Stefan Köster, NPD spokesman for family affairs, explained the desperate need to increase birth rates among native Germans as high immigration rates, low fertility and emigration has wreaked havoc on the demographic.
He stressed that healthy families were the very foundation of a society. All of Europe’s wealth stems from the real diversity of different peoples in their respective nations, he said. Laughing children have sadly become a rarity in Germany as the country now has the lowest birth rate in the world. Köster warned that no amount of consumption and materialism could ever replace the joy of children.
He explained that if current trends were to continue, native Germans could become a minority in major cities within decades. London has already broken that barrier as native Britons are outnumbered in their own city.
But throughout his speech Köster was mocked, heckled and interrupted with insults like “Nazi” or “racist”. Liberal politicians, like Stefanie von Berg, openly celebrated the demise of native Germans.
By 2030, one third of the native population of Germany will be older than 65, and half of all children born in Germany will be from a migrant family.
The NPD outlined the grave necessity of reversing this trend to avoid Germans losing their homeland and future to foreigners, but the proposal to ensure the continuation of the German people were met with a resounding and unanimous rejection by all parties.
A speaker for the Social Democrats explicitly stated in a rebuttal that all democratic parties show nothing but utter contempt for the proposal and will unite to make sure nothing like this will ever pass into legislation.
According to the Social Democrats, the German people has caused nothing but death and destruction by causing two world wars and the mere suggestion of securing a future for German children in Germany is inherently racist, inhuman and a Nazi ideology.
According to the ruling parties, rather than funding German families, “all” families must receive financial support to avoid being racist. The lack of children among Germans has be equalized through mass immigration from Africa and the Middle East.
Now, after the disastrous performance of the NPD in the recent elections in Berlin and Mecklenburg-Pommerania, the party is threatening to implode and the demographic issue has been shoved to the back-burner.
The recent elections has led the NPD close to the political abyss. Especially the loss of the last remaining parliamentary fraction will be devastating for their funding. In contrast to the years between 2006 and 2011, when the NPD gained over five percent to cross the hurdle for parliamentary seats, the AfD drew the disaffected vote this time.
Because the 2013 federal election was the first fought by the AfD, Alternative for Germany, and after receiving 2 million votes to cross the threshold for party funding, it is expected to receive an estimated 1.3 to 1.5 million Euro per year of state subsidies.
According to calculations by Infratest dimap, some 20 000 NPD supporters have left the party for the AfD.
NPD party leaders had recognized the danger early on and declared themselves an “alternative to the alternative” – but in vain. Köster, regional chairman in Mecklenburg-Pommerania, spoke after the election of a “National Ex-parliamentary Opposition” (NAPO), but the suggestion met with little enthusiasm.
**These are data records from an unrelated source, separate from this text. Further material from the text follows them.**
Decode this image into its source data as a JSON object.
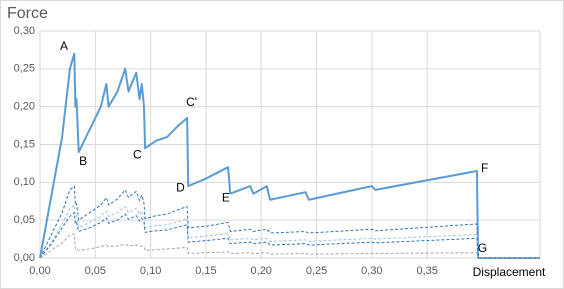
{
  "chart_data": {
    "type": "line",
    "y_label": "Force",
    "x_label": "Displacement",
    "xlim": [
      0,
      0.452
    ],
    "ylim": [
      0,
      0.3
    ],
    "xticks": [
      {
        "value": 0,
        "label": "0,00"
      },
      {
        "value": 0.05,
        "label": "0,05"
      },
      {
        "value": 0.1,
        "label": "0,10"
      },
      {
        "value": 0.15,
        "label": "0,15"
      },
      {
        "value": 0.2,
        "label": "0,20"
      },
      {
        "value": 0.25,
        "label": "0,25"
      },
      {
        "value": 0.3,
        "label": "0,30"
      },
      {
        "value": 0.35,
        "label": "0,35"
      }
    ],
    "yticks": [
      {
        "value": 0,
        "label": "0,00"
      },
      {
        "value": 0.05,
        "label": "0,05"
      },
      {
        "value": 0.1,
        "label": "0,10"
      },
      {
        "value": 0.15,
        "label": "0,15"
      },
      {
        "value": 0.2,
        "label": "0,20"
      },
      {
        "value": 0.25,
        "label": "0,25"
      },
      {
        "value": 0.3,
        "label": "0,30"
      }
    ],
    "grid": true,
    "x": [
      0,
      0.01,
      0.02,
      0.027,
      0.031,
      0.032,
      0.033,
      0.035,
      0.045,
      0.055,
      0.06,
      0.062,
      0.07,
      0.077,
      0.08,
      0.087,
      0.09,
      0.092,
      0.094,
      0.095,
      0.105,
      0.115,
      0.125,
      0.133,
      0.134,
      0.15,
      0.17,
      0.172,
      0.19,
      0.193,
      0.205,
      0.208,
      0.24,
      0.243,
      0.3,
      0.303,
      0.395,
      0.396,
      0.452
    ],
    "series": [
      {
        "color": "#5b9bd5",
        "width": 2,
        "dashed": false,
        "values": [
          0,
          0.08,
          0.16,
          0.25,
          0.27,
          0.2,
          0.21,
          0.14,
          0.17,
          0.2,
          0.23,
          0.2,
          0.22,
          0.25,
          0.22,
          0.245,
          0.21,
          0.23,
          0.2,
          0.145,
          0.155,
          0.16,
          0.175,
          0.185,
          0.095,
          0.105,
          0.12,
          0.085,
          0.095,
          0.085,
          0.095,
          0.077,
          0.087,
          0.077,
          0.095,
          0.09,
          0.115,
          0,
          0
        ]
      },
      {
        "color": "#2e75b6",
        "width": 1,
        "dashed": true,
        "values": [
          0,
          0.03,
          0.06,
          0.09,
          0.095,
          0.07,
          0.072,
          0.05,
          0.06,
          0.07,
          0.08,
          0.07,
          0.078,
          0.09,
          0.08,
          0.088,
          0.076,
          0.083,
          0.072,
          0.052,
          0.056,
          0.058,
          0.064,
          0.068,
          0.04,
          0.042,
          0.047,
          0.035,
          0.038,
          0.035,
          0.038,
          0.033,
          0.035,
          0.033,
          0.038,
          0.036,
          0.045,
          0,
          0
        ]
      },
      {
        "color": "#9dc3e6",
        "width": 1,
        "dashed": true,
        "values": [
          0,
          0.02,
          0.045,
          0.065,
          0.07,
          0.055,
          0.056,
          0.04,
          0.047,
          0.055,
          0.062,
          0.055,
          0.06,
          0.068,
          0.06,
          0.066,
          0.057,
          0.062,
          0.055,
          0.04,
          0.043,
          0.044,
          0.048,
          0.052,
          0.027,
          0.029,
          0.032,
          0.024,
          0.026,
          0.024,
          0.026,
          0.022,
          0.024,
          0.022,
          0.026,
          0.025,
          0.031,
          0,
          0
        ]
      },
      {
        "color": "#2e75b6",
        "width": 1,
        "dashed": true,
        "values": [
          0,
          0.018,
          0.04,
          0.055,
          0.06,
          0.045,
          0.047,
          0.035,
          0.04,
          0.047,
          0.053,
          0.046,
          0.05,
          0.058,
          0.051,
          0.056,
          0.049,
          0.053,
          0.047,
          0.034,
          0.036,
          0.037,
          0.041,
          0.044,
          0.021,
          0.023,
          0.026,
          0.019,
          0.021,
          0.019,
          0.021,
          0.017,
          0.019,
          0.017,
          0.021,
          0.02,
          0.026,
          0,
          0
        ]
      },
      {
        "color": "#a5a5a5",
        "width": 1,
        "dashed": true,
        "values": [
          0,
          0.01,
          0.02,
          0.03,
          0.032,
          0.012,
          0.013,
          0.01,
          0.012,
          0.015,
          0.017,
          0.015,
          0.016,
          0.018,
          0.016,
          0.017,
          0.015,
          0.016,
          0.015,
          0.01,
          0.011,
          0.012,
          0.013,
          0.014,
          0.006,
          0.007,
          0.008,
          0.006,
          0.007,
          0.006,
          0.007,
          0.005,
          0.006,
          0.005,
          0.006,
          0.006,
          0.007,
          0,
          0
        ]
      }
    ],
    "annotations": [
      {
        "text": "A",
        "x": 0.0217,
        "y": 0.279
      },
      {
        "text": "B",
        "x": 0.039,
        "y": 0.127
      },
      {
        "text": "C",
        "x": 0.088,
        "y": 0.136
      },
      {
        "text": "C'",
        "x": 0.137,
        "y": 0.205
      },
      {
        "text": "D",
        "x": 0.127,
        "y": 0.092
      },
      {
        "text": "E",
        "x": 0.168,
        "y": 0.079
      },
      {
        "text": "F",
        "x": 0.402,
        "y": 0.118
      },
      {
        "text": "G",
        "x": 0.4,
        "y": 0.012
      }
    ]
  }
}
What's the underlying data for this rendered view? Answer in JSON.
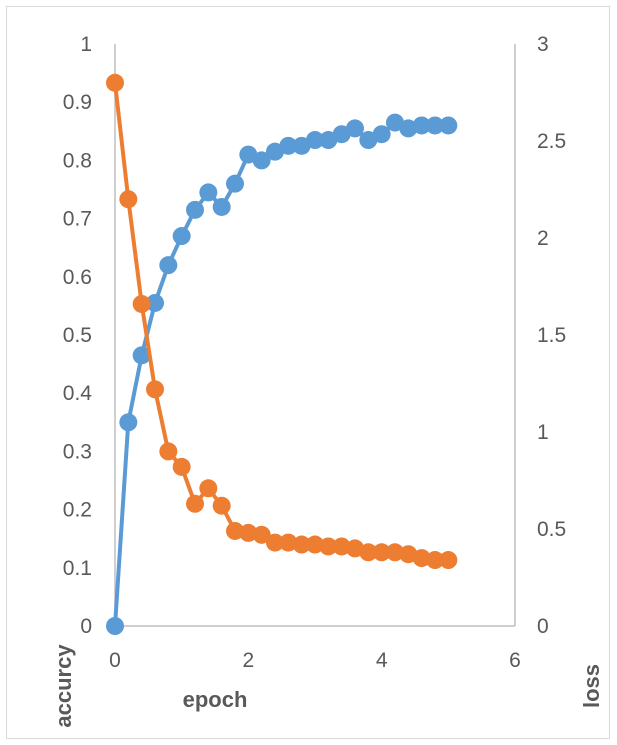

According to its interim electoral manifesto, the AfD too wants to reintroduce traditional family patterns. Die Tageszeitung called their objectives “old gender roles”.
AfD leader Frauke Petry has already drawn fierce criticism this year from anti-child mainstream politicians for pointing out that chancellor Angela Merkel lacks a future vision because she does not have children.
The AfD was founded in 2013 by economist Bernd Lucke, a former professor of macroeconomics at the University of Hamburg, along with lawyer and journalist Alexander Gauland and journalist Konrad Adam. It’s main focus then was opposing the European single currency and bailouts to poorer EU countries during the financial crisis and not family politics, but Lucke has since left the party.
The AfD, leftists fear, will now promote “nativism, authoritarianism, and populism”. Cas Mudde, researcher at Oslo University’s Centre for Research on Extremism, said the party was on course to embrace family values and a German identity and should be called “extremist” and “far-right” for that reason.
Following the 2014 European Parliament elections, on 12 June 2014 the AfD was accepted into the European Conservatives and Reformists (ECR) group in the European Parliament.
In February 2016, the AfD announced a closer cooperation with the right-wing populist party Freedom Party of Austria (FPÖ), which is a member of the Europe of Nations and Freedom (ENF) group.